One week ago, the delegates, ambassadors and ministers of 194 countries were sitting all together in the Ceiba plenary in the Moon Palace. One week ago, they gave birth to two important agreements on climate change that, we hope, will give a new breath to the negotiations. There agreements were quickly qualified as “historical” but, a deeper analysis shows that this qualification (that I have used myself) was probably a bit disproportionate, or at least that it is too early to give such an importance to these two agreements on climate.

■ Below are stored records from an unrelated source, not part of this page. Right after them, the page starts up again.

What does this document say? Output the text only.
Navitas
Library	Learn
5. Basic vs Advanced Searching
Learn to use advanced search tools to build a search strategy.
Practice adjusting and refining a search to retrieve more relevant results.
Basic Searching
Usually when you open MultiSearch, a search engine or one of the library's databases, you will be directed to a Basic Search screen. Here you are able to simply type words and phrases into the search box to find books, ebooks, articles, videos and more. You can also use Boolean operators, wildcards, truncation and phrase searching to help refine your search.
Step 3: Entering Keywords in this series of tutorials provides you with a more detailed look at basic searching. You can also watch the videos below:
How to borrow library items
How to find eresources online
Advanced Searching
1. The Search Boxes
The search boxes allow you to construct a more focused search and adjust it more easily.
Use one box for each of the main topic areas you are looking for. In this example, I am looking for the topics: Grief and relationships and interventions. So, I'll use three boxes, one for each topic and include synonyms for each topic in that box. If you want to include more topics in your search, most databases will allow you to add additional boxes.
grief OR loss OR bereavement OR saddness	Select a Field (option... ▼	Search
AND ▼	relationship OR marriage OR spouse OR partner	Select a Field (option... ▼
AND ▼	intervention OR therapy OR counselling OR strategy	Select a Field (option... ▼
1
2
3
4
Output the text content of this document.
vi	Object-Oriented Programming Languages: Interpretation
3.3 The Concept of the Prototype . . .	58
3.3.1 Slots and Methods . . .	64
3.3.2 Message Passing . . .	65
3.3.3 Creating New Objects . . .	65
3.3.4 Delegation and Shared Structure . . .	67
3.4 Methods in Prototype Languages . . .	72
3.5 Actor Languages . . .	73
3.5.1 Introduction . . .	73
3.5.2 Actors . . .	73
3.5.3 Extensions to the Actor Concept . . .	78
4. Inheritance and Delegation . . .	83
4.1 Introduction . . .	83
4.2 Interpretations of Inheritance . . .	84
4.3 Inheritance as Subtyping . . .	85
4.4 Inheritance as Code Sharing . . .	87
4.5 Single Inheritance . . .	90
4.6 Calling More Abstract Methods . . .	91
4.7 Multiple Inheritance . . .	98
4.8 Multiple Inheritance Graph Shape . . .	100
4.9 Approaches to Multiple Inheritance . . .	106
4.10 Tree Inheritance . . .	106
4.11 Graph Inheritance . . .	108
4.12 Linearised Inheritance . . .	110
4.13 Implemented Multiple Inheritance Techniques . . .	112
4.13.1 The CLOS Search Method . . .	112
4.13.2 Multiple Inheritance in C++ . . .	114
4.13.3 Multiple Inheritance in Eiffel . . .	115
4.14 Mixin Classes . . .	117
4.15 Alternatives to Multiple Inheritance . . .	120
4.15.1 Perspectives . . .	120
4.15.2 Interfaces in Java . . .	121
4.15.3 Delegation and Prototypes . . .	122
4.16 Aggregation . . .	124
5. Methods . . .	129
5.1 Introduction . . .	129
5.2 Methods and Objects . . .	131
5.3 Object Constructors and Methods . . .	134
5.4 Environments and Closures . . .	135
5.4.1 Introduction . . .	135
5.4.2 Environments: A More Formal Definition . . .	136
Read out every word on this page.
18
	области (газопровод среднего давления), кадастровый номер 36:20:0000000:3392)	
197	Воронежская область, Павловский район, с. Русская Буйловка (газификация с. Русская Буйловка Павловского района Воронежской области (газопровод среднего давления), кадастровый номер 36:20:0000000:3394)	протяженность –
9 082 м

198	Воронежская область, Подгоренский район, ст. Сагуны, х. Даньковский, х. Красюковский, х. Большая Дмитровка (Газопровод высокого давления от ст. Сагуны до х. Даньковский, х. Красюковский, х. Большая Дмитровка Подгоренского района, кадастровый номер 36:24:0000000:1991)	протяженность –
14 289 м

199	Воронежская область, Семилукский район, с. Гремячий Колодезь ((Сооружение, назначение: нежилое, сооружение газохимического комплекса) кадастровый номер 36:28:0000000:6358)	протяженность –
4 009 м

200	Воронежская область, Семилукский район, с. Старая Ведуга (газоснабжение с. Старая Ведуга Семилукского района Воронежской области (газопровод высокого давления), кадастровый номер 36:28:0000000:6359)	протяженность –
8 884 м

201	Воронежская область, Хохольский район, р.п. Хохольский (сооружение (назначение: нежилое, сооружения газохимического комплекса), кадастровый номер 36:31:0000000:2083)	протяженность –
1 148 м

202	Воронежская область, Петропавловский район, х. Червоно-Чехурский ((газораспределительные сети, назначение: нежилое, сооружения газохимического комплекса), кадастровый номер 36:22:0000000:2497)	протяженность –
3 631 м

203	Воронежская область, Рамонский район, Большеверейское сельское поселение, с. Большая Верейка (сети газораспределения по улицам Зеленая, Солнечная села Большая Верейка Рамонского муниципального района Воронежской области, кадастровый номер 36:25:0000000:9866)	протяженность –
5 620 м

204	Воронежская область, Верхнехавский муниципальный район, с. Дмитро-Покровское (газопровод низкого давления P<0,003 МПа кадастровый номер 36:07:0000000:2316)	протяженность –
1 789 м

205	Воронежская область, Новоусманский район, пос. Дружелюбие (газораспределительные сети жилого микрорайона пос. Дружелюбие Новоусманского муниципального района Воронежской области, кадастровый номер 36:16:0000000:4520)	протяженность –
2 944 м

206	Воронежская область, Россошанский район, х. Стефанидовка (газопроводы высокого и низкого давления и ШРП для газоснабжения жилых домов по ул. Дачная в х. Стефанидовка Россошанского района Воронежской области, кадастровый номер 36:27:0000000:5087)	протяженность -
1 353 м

For many countries, the outcome of this conference had to be “balanced”, so many times, we heard in the conference centre the expression of “balanced package”. As far as I remember, I think that this expression became really “in” in June, in Bonn, when the G77 and (especially) China almost killed the text of the chair of AWG-LCA by saying that her text was totally imbalanced. The problem of the balance is that it is totally subjective, and there was – I thought – a big difference between the balanced package wanted by a developing and by a developed country.
The research for a balanced package was consequently the goal of the 16th conference of the parties. And it seems that the delegates succeed, the countries found an agreement, a balanced one; but they have forgotten one element of the balance: the science. Let’s have a look at what are the elements in the balance regarding the developed and developing countries positions.
1.5°C or 2°C?
The outcome of Cancun recognizes that the increase of the average global temperature has to be held below 2 degrees Celsius. It is not a success for the island states and NGO community that were fighting for 1.5 degrees Celsius, however, the parties accepted to review this objective of 2 degrees in the light of the 1.5 degrees Celsius target. This is not a new element; it is just the paragraph 12 of the Copenhagen Accord…
For the first time in the history of the climate negotiations, the parties agreed on mentioning the expression “historical responsibilities”. This is a really exceptional thing considering that during the conference, all the delegates of the European Union I was talking to told me that they will always refuse to add this in a climate agreement. They know that responsibilities imply possible reparation and could give a legal framework to the requests of the developing countries for adaptation or something else. However, it is necessary to lower the impact of this mention in the Cancun Agreement, indeed, this mention is just written in the part III A. concerning the mitigation commitments by the developed country parties. It is at the moment a bit difficult to understand the real impacts that this mention will have on the next negotiations, but it will be really interesting to observe.